FlippyThePen, I apologize for calling you FlippyTB instead of FlippyTP. I guess when I read your name, I imagined shooting someone the bird, and not flipping a pen, shooting across the room. Oi vet, and I can't get the edit box to China up on that comment from my phone.

 

I enjoy the Konrad pens I have very much. There are so many different beautiful colors and the ebonite i love especially - it is a lovely material for pens absolutely. I would love to see a really fancy Konrad with mother of pearl, or even pearlescent glitter. Never tried an Ahab nor a Neponset but I love the whaling theme of the Ahab's shape.

 

What I'd really like to try is the regular Nib Creaper because I put a flex nib from that pen into my free Charlie pen, and it flexes so much more readily than the Konrad.
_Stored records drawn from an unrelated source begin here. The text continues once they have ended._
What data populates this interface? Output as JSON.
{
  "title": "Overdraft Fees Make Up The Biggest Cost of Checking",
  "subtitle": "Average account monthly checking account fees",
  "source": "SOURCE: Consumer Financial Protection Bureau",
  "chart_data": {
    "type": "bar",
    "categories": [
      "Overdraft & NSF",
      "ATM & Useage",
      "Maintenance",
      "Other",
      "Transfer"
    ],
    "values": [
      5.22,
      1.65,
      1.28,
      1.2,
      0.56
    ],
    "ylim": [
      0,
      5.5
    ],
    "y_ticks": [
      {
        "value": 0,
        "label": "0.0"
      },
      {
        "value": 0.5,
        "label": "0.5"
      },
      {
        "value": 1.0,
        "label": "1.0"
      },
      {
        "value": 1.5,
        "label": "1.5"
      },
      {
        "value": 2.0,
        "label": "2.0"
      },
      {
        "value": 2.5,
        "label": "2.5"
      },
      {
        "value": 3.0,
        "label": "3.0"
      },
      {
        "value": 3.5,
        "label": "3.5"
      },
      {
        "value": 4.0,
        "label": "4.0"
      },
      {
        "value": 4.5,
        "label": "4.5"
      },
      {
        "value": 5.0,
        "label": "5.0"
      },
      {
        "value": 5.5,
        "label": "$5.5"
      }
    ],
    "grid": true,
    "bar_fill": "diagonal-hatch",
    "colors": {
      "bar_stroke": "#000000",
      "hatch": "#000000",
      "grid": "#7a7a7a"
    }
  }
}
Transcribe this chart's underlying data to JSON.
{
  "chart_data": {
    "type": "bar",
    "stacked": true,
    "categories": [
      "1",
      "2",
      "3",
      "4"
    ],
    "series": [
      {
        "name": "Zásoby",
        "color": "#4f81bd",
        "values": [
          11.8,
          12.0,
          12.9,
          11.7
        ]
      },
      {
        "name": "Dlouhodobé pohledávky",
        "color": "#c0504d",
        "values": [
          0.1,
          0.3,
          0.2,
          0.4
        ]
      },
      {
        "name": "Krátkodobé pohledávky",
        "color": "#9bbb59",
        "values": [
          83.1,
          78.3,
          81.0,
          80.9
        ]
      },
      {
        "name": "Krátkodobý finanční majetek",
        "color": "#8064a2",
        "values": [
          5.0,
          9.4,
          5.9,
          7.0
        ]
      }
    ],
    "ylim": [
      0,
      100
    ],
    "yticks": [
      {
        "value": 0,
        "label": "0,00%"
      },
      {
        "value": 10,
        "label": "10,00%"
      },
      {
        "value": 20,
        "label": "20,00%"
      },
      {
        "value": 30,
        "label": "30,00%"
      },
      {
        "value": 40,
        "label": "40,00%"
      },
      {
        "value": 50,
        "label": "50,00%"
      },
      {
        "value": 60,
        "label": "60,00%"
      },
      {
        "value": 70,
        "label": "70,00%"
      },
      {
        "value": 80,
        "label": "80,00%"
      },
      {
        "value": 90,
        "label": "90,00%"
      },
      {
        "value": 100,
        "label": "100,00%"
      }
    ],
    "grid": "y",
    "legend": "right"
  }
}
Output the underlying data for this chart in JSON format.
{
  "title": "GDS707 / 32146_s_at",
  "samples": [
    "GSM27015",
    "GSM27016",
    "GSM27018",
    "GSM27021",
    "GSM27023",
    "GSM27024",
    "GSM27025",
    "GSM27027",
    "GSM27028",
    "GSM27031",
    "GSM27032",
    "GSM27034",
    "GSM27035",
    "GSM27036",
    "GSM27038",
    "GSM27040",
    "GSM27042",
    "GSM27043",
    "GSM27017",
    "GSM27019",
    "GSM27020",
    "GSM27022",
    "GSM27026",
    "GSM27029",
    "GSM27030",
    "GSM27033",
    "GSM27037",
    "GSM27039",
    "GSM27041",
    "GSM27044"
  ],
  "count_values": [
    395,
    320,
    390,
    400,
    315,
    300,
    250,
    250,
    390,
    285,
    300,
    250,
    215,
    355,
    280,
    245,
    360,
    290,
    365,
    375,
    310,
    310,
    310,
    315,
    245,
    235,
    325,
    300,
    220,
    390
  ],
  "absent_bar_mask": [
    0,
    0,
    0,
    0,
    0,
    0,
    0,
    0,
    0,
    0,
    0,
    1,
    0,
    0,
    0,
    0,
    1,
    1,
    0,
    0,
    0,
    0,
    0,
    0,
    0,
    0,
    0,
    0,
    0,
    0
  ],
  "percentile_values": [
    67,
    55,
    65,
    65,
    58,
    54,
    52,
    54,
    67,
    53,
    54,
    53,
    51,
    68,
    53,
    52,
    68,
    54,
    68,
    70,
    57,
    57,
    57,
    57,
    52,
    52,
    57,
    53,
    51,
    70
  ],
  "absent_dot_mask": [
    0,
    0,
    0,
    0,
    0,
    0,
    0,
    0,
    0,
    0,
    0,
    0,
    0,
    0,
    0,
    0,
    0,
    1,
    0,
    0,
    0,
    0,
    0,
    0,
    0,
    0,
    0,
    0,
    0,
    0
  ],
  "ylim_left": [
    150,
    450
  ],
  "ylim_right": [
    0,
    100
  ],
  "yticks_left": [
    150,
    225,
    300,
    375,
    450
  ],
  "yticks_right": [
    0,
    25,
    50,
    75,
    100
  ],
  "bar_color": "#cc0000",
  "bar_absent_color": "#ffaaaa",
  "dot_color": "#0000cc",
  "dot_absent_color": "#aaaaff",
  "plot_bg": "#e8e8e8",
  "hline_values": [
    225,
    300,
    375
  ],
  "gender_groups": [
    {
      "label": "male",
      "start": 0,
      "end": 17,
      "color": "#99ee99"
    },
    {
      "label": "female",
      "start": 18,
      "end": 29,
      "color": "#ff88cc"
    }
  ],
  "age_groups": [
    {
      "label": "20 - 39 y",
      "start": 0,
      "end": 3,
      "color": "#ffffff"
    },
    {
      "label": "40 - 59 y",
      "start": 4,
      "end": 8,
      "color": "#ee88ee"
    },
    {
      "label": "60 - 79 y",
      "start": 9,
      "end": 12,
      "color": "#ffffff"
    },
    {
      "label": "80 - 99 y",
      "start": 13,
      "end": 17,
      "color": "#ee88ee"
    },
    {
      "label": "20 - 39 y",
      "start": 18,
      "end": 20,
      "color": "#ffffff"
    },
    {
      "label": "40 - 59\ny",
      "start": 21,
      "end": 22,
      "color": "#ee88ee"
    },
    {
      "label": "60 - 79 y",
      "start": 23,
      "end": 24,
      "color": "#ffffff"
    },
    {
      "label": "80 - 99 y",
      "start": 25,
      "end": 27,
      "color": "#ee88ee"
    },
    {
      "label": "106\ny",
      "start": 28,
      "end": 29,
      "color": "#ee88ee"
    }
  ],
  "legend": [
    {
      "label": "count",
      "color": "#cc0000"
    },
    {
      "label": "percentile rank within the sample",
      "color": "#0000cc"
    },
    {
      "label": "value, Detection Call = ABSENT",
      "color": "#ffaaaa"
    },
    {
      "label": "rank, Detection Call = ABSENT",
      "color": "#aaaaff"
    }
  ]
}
Now, if That was available in a glittery pearlized or mother of pearl finish, I'd probably buy a few, just for the ease of having multiple ink colors in my flex pens. But then again, demonstrators are beautiful too.

 

I plan on writing more reviews for sure. This place will allow me the freedom to ramble about pens. It's a no brainer, since I don't know too many people who will listen to me list a hundred reasons I prefer pen x over pen y :) Just need to decide which pen to review next. I want to such to the ones that are available for purchase, so I'm not reviewing something that no one else will be able to try.